The difference between a private and commercial pilot's license hinges on this critical ability to expressly receive pay for flying; a PPL is allowed to fly "in furtherance of a business" but cannot be paid to fly a plane, while a CPL can. That brings up an important question; in today's corporate world, there often isn't a strict "hours for pay" exchange; you get a salary, for which you perform the duties of the job (which do not necessarily mean being there 8 hours a day). So, what's the difference between being paid while flying in furtherance of a business, and being paid for flying?
A simple example (I hope): I'm a salary man, and my workplace happens to abut a public air park in Dallas. A coworker of mine needs to get to Waco to have a short face-to-face meeting with a client (teleconferencing won't do), and my boss knows I'm a PPL and own a fairly speedy Cherokee 235 (cruising speed 135 mph). The forecast for tomorrow is perfect flying weather, so he proposes this deal; I commute to work in my plane tomorrow instead of driving. After morning coffee and e-mails, my coworker and I will head over to the air park and fly out from there to Waco in my plane and be picked up by the client. We'll have the meeting, be driven back to the airfield, and I'll fly us back to Dallas so he can drive home.
For this, I'll get paid for the workday as I normally would, no vacation or other leave time required to be used. My boss also suggests that I can expense my fuel costs and any landing fees, like I would be able to do with my gas and parking fees if I drove. My boss gets two people face-to-face with the client faster than if we drove, with less time off our normal duties than if we flew on a regional jet (and much cheaper), and I get paid to fly my plane without being explicitly hired to do so.

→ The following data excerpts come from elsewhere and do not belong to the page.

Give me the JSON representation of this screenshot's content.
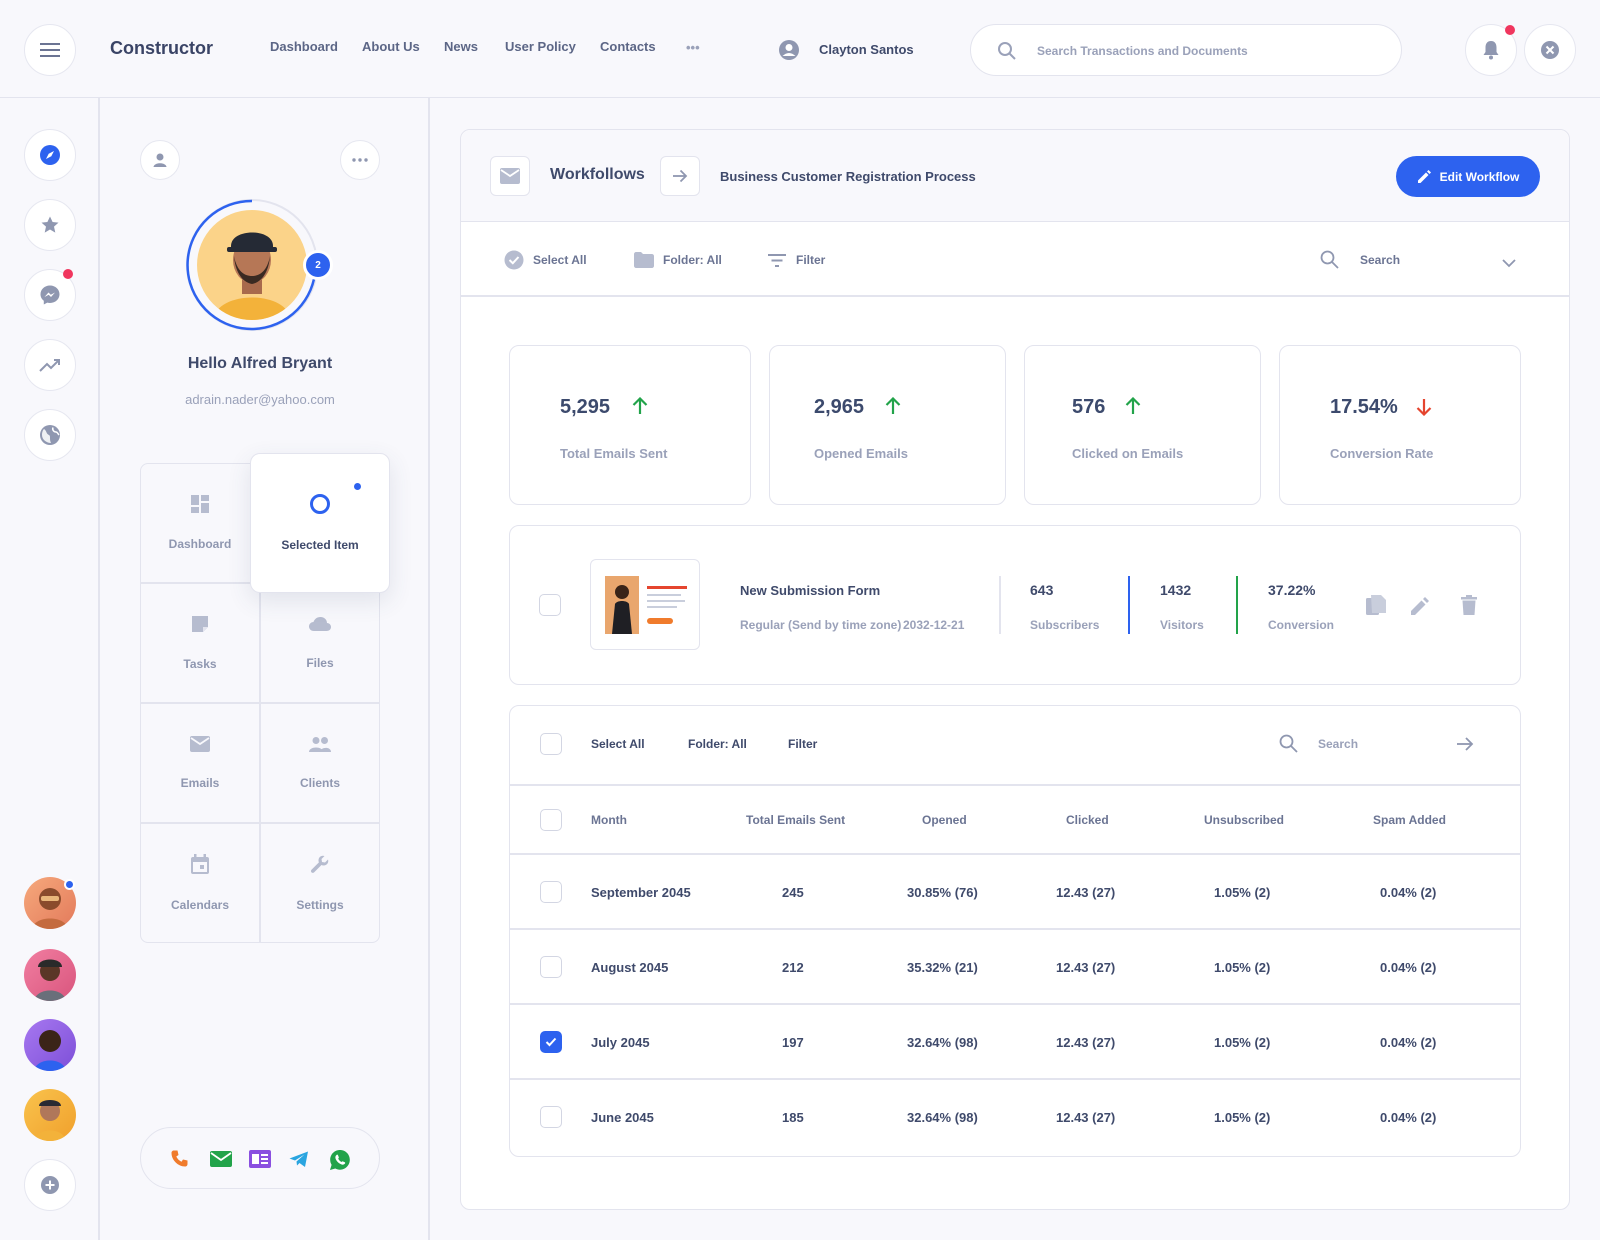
{
  "topbar": {
    "brand": "Constructor",
    "nav": [
      "Dashboard",
      "About Us",
      "News",
      "User Policy",
      "Contacts"
    ],
    "more": "•••",
    "user_name": "Clayton Santos",
    "search_placeholder": "Search Transactions and Documents"
  },
  "profile": {
    "greeting": "Hello Alfred Bryant",
    "email": "adrain.nader@yahoo.com",
    "badge_count": "2"
  },
  "menu": {
    "dashboard": "Dashboard",
    "selected": "Selected Item",
    "tasks": "Tasks",
    "files": "Files",
    "emails": "Emails",
    "clients": "Clients",
    "calendars": "Calendars",
    "settings": "Settings"
  },
  "header": {
    "workflows": "Workfollows",
    "process": "Business Customer Registration Process",
    "edit_button": "Edit Workflow"
  },
  "toolbar": {
    "select_all": "Select All",
    "folder": "Folder: All",
    "filter": "Filter",
    "search": "Search"
  },
  "stats": [
    {
      "value": "5,295",
      "label": "Total Emails Sent",
      "trend": "up"
    },
    {
      "value": "2,965",
      "label": "Opened Emails",
      "trend": "up"
    },
    {
      "value": "576",
      "label": "Clicked on Emails",
      "trend": "up"
    },
    {
      "value": "17.54%",
      "label": "Conversion Rate",
      "trend": "down"
    }
  ],
  "submission": {
    "title": "New Submission Form",
    "subtitle": "Regular (Send by time zone)",
    "date": "2032-12-21",
    "subscribers_value": "643",
    "subscribers_label": "Subscribers",
    "visitors_value": "1432",
    "visitors_label": "Visitors",
    "conversion_value": "37.22%",
    "conversion_label": "Conversion"
  },
  "table": {
    "headers": [
      "Month",
      "Total Emails Sent",
      "Opened",
      "Clicked",
      "Unsubscribed",
      "Spam Added"
    ],
    "rows": [
      {
        "month": "September 2045",
        "sent": "245",
        "opened": "30.85% (76)",
        "clicked": "12.43 (27)",
        "unsub": "1.05% (2)",
        "spam": "0.04% (2)",
        "checked": false
      },
      {
        "month": "August 2045",
        "sent": "212",
        "opened": "35.32% (21)",
        "clicked": "12.43 (27)",
        "unsub": "1.05% (2)",
        "spam": "0.04% (2)",
        "checked": false
      },
      {
        "month": "July 2045",
        "sent": "197",
        "opened": "32.64% (98)",
        "clicked": "12.43 (27)",
        "unsub": "1.05% (2)",
        "spam": "0.04% (2)",
        "checked": true
      },
      {
        "month": "June 2045",
        "sent": "185",
        "opened": "32.64% (98)",
        "clicked": "12.43 (27)",
        "unsub": "1.05% (2)",
        "spam": "0.04% (2)",
        "checked": false
      }
    ]
  },
  "colors": {
    "accent": "#2d62ef",
    "up": "#22a34a",
    "down": "#e5452f",
    "notification": "#f0365e"
  }
}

- Can I accept the deal at all, or will the fact that I'm technically being paid while flying be considered the same as being paid for flying even though no additional money specifically for my yoke time is changing hands?
- What portion of my out-of-pocket costs can legally be expensed?
- All my fuel and landing fees incurred between taking off from and landing back at my home field (which I otherwise would not have incurred)?
- 100% of costs from when I take off at the air park near work to when I return there (the portion of the flight in furtherance of the business)?
- 50% of "non-commuter" flight costs (gas to and from Waco and the landing fee there, but not the fees at the air park or gas to and from my home field)?
- No expenses allowed (because that would be "compensation for flying")?
- Would any of this change if I were an hourly employee doing this "on the clock" as opposed to being salaried?
- Would any of the above answers change if my boss wanted me to rent a speedier plane (that I was rated for of course)? Would I be able to expense some or all of the rental?
- I'll try not to make this an off-topic "legal advice" question: if I refused the deal because I thought it would violate the restrictions of my PPL on flying for pay, and I was summarily fired, should I be talking to a lawyer about a wrongful termination suit?